5.9 Note de l'auteur
5.9

Primal Scream - Come AheadOn a jamais beaucoup écrit sur Primal Scream sur Sun Burns Out. Il faut dire que notre dernier véritable engouement pour Bobby Gillespie et le siens date d’un quart de siècle, avec le décisif XTRMNTR. On venait alors d’entrer dans les années 2000 et le groupe signait un véritable brûlot électro-punk-funk techno-révolutionnaire, très politique, agressif, anti-police, etc. Le disque marquait un durcissement sonique des Écossais comparé aux disques (eux aussi très cools) de la trilogie Screamadelica, Give Out But Dont Give Up et Vanishing Point (notre chouchou mais c’était en 1997). Sans vouloir faire dans l’historiographie, le groupe nous a paru par la suite surjouer sa partition avec des albums à la rébellion un peu trop fabriquée à notre goût (Evil Heat/ Riot City Blues), le transgenre Beautiful Future (peut-être le dernier qu’on a vraiment écouté) et les deux disques marquant un retour (relatif) aux sonorités hippy-psychédélique un peu plus légères que sont Chaosmosis et surtout More Light.

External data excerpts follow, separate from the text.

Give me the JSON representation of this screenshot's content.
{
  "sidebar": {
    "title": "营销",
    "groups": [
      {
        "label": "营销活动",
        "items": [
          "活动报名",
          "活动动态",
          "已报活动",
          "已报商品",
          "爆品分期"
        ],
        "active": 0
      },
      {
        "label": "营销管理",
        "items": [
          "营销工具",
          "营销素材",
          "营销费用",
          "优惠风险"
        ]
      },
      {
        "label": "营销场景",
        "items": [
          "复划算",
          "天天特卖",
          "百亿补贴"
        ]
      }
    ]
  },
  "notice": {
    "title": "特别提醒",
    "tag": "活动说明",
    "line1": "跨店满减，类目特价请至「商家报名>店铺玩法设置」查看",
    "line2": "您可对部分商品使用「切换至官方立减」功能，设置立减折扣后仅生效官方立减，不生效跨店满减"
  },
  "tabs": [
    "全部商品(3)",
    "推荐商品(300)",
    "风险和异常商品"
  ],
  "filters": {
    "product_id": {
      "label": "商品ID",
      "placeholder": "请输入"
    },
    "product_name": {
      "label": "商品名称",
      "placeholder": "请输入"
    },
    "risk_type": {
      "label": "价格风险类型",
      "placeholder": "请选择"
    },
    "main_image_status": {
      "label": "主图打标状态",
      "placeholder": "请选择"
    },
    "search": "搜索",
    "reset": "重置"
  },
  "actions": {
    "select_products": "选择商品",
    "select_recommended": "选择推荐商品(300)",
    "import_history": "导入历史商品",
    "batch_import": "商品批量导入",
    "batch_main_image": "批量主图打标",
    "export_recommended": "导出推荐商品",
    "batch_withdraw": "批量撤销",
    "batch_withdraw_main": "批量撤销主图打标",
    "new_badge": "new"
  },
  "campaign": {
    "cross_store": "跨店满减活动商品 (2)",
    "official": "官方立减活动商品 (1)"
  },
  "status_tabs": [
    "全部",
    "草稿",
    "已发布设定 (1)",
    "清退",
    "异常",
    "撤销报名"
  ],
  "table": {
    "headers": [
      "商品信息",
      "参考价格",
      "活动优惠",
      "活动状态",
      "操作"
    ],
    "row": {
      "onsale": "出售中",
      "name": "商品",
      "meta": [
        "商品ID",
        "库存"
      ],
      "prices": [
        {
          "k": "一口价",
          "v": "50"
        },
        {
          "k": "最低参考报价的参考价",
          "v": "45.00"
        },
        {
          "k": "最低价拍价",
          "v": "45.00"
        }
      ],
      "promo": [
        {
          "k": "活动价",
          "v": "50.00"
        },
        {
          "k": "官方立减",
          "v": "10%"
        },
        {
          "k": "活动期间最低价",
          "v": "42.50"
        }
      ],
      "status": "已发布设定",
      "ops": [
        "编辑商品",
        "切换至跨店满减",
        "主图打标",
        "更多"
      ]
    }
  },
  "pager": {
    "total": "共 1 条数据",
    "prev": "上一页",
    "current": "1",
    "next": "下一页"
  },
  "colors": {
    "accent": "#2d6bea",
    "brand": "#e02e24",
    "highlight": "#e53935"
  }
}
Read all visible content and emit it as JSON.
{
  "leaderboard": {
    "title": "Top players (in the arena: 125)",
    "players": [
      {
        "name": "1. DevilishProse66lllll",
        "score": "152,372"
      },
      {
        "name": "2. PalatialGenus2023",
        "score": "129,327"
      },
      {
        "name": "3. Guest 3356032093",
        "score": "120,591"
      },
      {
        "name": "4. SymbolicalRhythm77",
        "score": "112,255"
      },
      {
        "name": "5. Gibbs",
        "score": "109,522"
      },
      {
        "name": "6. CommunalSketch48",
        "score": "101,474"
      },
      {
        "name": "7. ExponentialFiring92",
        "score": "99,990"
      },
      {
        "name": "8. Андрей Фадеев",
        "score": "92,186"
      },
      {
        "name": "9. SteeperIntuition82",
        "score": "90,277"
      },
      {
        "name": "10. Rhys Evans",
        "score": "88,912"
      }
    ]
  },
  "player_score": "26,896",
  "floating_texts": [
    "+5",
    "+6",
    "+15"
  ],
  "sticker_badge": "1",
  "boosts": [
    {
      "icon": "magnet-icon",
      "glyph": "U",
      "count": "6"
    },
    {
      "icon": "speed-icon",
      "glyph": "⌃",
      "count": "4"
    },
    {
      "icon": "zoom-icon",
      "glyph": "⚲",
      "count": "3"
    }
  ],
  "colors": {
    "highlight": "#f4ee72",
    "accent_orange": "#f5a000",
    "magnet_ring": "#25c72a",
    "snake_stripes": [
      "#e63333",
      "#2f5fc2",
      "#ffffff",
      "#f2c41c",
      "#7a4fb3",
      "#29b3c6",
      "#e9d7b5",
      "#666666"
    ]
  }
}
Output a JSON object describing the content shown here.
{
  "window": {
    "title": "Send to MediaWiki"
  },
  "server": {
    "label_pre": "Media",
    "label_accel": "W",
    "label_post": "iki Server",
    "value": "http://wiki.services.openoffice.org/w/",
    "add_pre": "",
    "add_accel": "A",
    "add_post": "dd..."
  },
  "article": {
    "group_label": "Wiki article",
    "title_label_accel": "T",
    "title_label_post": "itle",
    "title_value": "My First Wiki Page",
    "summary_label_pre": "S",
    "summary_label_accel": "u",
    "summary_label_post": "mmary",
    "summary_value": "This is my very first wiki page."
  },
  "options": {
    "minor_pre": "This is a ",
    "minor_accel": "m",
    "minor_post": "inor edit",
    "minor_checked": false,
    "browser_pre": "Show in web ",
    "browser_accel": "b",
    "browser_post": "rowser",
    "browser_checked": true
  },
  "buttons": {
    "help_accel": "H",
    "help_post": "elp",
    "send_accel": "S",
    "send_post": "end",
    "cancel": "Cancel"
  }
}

Il faut avouer qu’on navigue depuis plusieurs années à des années-lumière de ce son là et que Gillespie n’ayant jamais brillé pour la densité de ses textes, on est à la fois sûrement trop vieux pour ces bêtises et plus vraiment connecté à l’énergie qui se dégage (selon le plus grand nombre) du groupe. Come Ahead ne fait pas exception malheureusement, même si on doit lui reconnaître quelques qualités. Évidemment Martin Duffy n’y est plus (pour cause de mort), Mani non plus. Le disque comme on l’expliquait en évoquant les premiers singles est bâti autour du travail en solo du leader et du soutien technique et artistique apporté par le producteur David Holmes. Comme tous les disques de « producteur », Come Ahead est ainsi un peu plus joli et soniquement élaboré qu’il n’est réussi. Comme souvent chez Primal Scream, il y a plus de rythme et d’attitude que de très bonnes chansons. On peut se laisser faire par la pochette stylée (photo du père de Gillespie) et par l’ouverture rétro-funk Ready To Go Home sans retrouver sur ce premier morceau la vivacité d’antan, ni autre chose que l’expression d’un vrai savoir-faire dans l’élaboration de ce genre d’ambiances. Le morceau suivant, Love Insurrection présente à peu près les mêmes caractéristiques : un chant laid-back en retrait et une rythmique qui nous rappelle les titres bâclés des Happy Mondays, qui ne fonctionnent vraiment dans la durée que lorsqu’on est suffisamment chargés pour ne pas se demander pour quelle raison ils durent aussi longtemps (6 minutes). Innocent Money lance les hostilités contre la bourgeoisie, les riches et les puissants sur un texte particulièrement bien troussé et qui met en cause la théorie du ruissellement chère à Emmanuel Macron.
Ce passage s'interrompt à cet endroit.